Sep 25, 2018

Three-Legged Marriage

                                        
“For this reason a man shall leave his father and his mother, and be joined to his wife; 
and they shall become one flesh.” ~ Genesis 2:24

I love performing weddings. Two beautiful, young, and naïve people fall in love, get married on some tropical beach, and move with choreographed fluidity through life, just as the sun sets over the ocean. 
Ah, if it was only so simple—or true.  
        The fact is substantially more gruesome and I wonder if we’ve been sold another Hollywood lie—fake news. Let me share my thoughts.  
Marriage is more like Three-Legged Race. Idealistic couples get married and the next day the wedding ring turns into a gunnysack.
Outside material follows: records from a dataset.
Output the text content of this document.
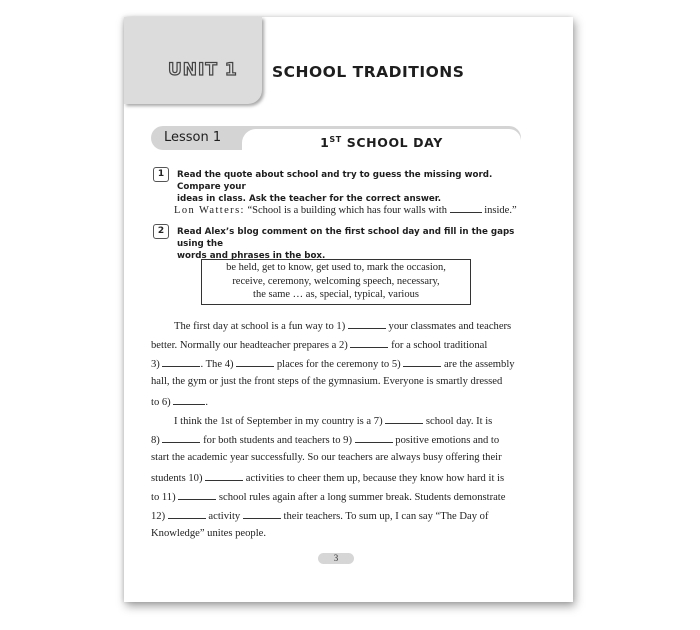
UNIT 1 SCHOOL TRADITIONS
Lesson 1	1ST SCHOOL DAY
1	Read the quote about school and try to guess the missing word. Compare your
ideas in class. Ask the teacher for the correct answer.
Lon Watters: “School is a building which has four walls with	inside.”
2	Read Alex’s blog comment on the first school day and fill in the gaps using the
words and phrases in the box.
be held, get to know, get used to, mark the occasion,
receive, ceremony, welcoming speech, necessary,
the same … as, special, typical, various
The first day at school is a fun way to 1)	your classmates and teachers
better. Normally our headteacher prepares a 2)	for a school traditional
3)	. The 4)	places for the ceremony to 5)	are the assembly
hall, the gym or just the front steps of the gymnasium. Everyone is smartly dressed
to 6)	.
I think the 1st of September in my country is a 7)	school day. It is
8)	for both students and teachers to 9)	positive emotions and to
start the academic year successfully. So our teachers are always busy offering their
students 10)	activities to cheer them up, because they know how hard it is
to 11)	school rules again after a long summer break. Students demonstrate
12)	activity	their teachers. To sum up, I can say “The Day of
Knowledge” unites people.
3
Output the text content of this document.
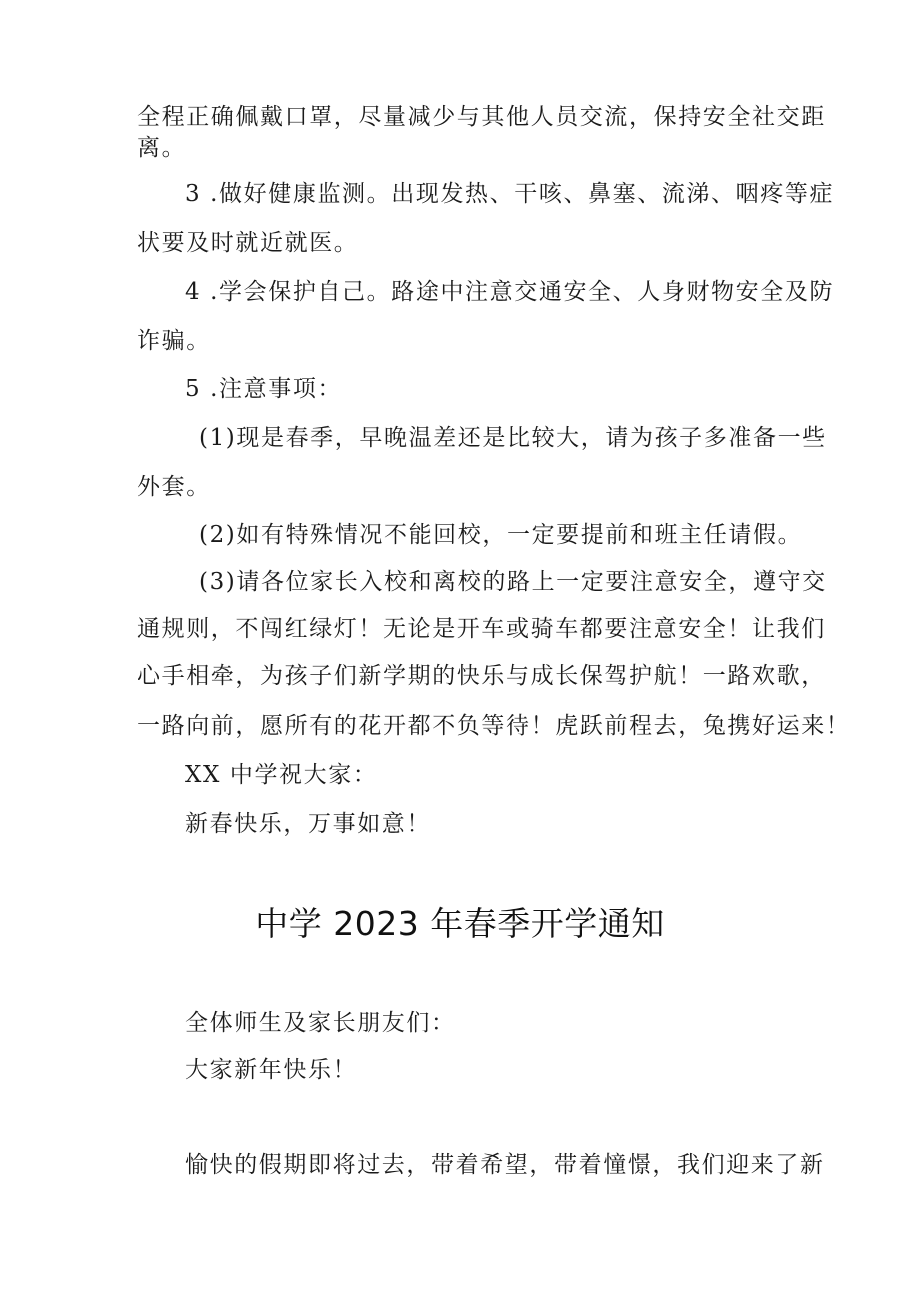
全程正确佩戴口罩，尽量减少与其他人员交流，保持安全社交距
离。
3 .做好健康监测。出现发热、干咳、鼻塞、流涕、咽疼等症
状要及时就近就医。
4 .学会保护自己。路途中注意交通安全、人身财物安全及防
诈骗。
5 .注意事项：
(1)现是春季，早晚温差还是比较大，请为孩子多准备一些
外套。
(2)如有特殊情况不能回校，一定要提前和班主任请假。
(3)请各位家长入校和离校的路上一定要注意安全，遵守交
通规则，不闯红绿灯！无论是开车或骑车都要注意安全！让我们
心手相牵，为孩子们新学期的快乐与成长保驾护航！一路欢歌，
一路向前，愿所有的花开都不负等待！虎跃前程去，兔携好运来！
XX 中学祝大家：
新春快乐，万事如意！
中学 2023 年春季开学通知
全体师生及家长朋友们：
大家新年快乐！
愉快的假期即将过去，带着希望，带着憧憬，我们迎来了新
The young bride and groom discover that the inside leg is inside the sack as they hobble through life—as one?
 Yes, one flesh literally joined at the hip. 
 Some learn to run together naturally while others struggle to find a stride. All couples stumble, fall, and get up at some point along the way. And tragically, over half, frustrated with this unsuspecting challenge pull out their leg, throw in the towel that looks strangely familiar to a gunnysack, and walk away along with their reclaimed solo rhythm.
Marriage is falling in love, marriage, and a horse-drawn carriage ride into a tropical sunset. Rather, it’s rising into love, hobbling in a gunnysack, up the unforgiving slopes of life. Marriage is much more like a hobbling horse than a horse-drawn carriage.
You read that right, marriage is about rising into love. Marriage is awkward at first, even more awkward for those ignorant souls who dare to test the marriage covenant with the convenient move towards cohabitation, which only prolongs the inevitable and increases the chance of divorce. 
         We fall in love for about six months and rise into it for over six decades, during which we learn how to love our spouse. We love them through their pain. We love them through their brokenness. We love them through the varying seasons of life. 
         We learn their rhythm. We catch their stride. We learn the art of hobbling until one day we appear one entity in one stride, with one mind. It’s then that marriage becomes beautiful and couples learn the art and form the habit of hobbling in unison. 
         Where do you need to sacrifice your rhythm or stride to match your bride’s? Rise into it. The sooner the better.